Benedict started his education at Vondwe Primary School in 1957 at the age of 11. He soon moved to the Primary School at Mbahe. From 1962 to 1965 he studied at William Eddie School at Tshidimbini which was run by the Salvation Army. He then attended Mphaphuli High School near Sibasa. Having passed Standard 8 in 1968 he was able to go to Tshisimani Teacher Training College the following year. He qualified as a primary school teacher in 1970 and began teaching at Tshilivo Primary School. He later transferred to Nweli Primary School and became its principal in 1977.

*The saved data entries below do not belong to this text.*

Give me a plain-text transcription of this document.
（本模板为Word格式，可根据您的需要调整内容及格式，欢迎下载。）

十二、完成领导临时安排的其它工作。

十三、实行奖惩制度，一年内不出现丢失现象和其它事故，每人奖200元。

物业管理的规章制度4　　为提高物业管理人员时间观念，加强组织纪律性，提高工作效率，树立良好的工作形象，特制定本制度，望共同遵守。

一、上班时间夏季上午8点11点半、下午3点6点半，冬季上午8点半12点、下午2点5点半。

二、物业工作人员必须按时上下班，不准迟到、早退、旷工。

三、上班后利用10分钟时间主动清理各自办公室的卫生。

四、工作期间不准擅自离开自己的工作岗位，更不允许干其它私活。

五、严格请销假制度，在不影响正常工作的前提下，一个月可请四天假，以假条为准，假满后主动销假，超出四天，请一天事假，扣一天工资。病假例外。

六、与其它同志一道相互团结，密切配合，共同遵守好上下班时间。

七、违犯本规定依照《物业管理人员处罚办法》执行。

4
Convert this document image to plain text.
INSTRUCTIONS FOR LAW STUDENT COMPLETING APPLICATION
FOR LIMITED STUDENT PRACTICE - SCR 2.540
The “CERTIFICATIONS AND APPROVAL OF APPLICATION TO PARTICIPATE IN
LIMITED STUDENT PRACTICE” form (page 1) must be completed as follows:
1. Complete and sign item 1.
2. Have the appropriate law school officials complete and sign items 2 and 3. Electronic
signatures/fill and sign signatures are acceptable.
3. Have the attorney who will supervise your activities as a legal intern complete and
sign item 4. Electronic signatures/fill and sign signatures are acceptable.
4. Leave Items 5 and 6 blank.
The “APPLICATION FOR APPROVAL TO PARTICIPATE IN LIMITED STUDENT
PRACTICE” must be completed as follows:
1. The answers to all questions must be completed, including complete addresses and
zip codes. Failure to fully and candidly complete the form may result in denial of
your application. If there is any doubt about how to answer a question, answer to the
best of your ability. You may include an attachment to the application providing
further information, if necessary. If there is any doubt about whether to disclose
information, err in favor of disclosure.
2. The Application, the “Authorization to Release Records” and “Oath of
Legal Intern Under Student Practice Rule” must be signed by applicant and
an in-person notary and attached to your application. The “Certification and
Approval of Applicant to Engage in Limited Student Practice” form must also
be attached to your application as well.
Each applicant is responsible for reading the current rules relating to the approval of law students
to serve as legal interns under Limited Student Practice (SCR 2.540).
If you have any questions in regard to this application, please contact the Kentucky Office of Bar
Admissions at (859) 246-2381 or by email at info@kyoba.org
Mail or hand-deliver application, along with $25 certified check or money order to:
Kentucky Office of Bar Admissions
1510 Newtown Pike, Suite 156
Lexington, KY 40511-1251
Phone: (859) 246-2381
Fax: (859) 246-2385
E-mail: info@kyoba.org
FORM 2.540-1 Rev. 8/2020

Because of the lack of money Benedict had to struggle to complete his education at the teacher training college. His uncle, Frank Gundula, who worked in Johannesburg, was good to him and helped him financially throughout his education, but that was not enough. He had to find more money somehow. Here he showed his true character and mature sense of responsibility. For him there was no question of entitlement or depending on handouts. By this time he was a Catholic and he approached the local priest, Fr. Paddy O’ Connor MSC, who was to play an important role as Benedict’s spiritual guide. Fr. Paddy describes what happened when Benedict came with his problem, “he called to the mission for a job but I did not have any, but I offered him the money to complete (his studies). He refused and said he would try Sibasa for a job”.
He was fortunate to get a job there and things seemed to be going well for him but it was not for long. His employer asked him which Church he belonged to and Benedict told him he was a Catholic. Then his employer said to him that he would have to leave the Catholic Church and join the employer’s Church if he wanted to keep his job. Fr. Paddy tells us what happened next, “He refused and I took him to the mission, gave him money and told him he could return it if he wished when he was working. He returned it and much more”.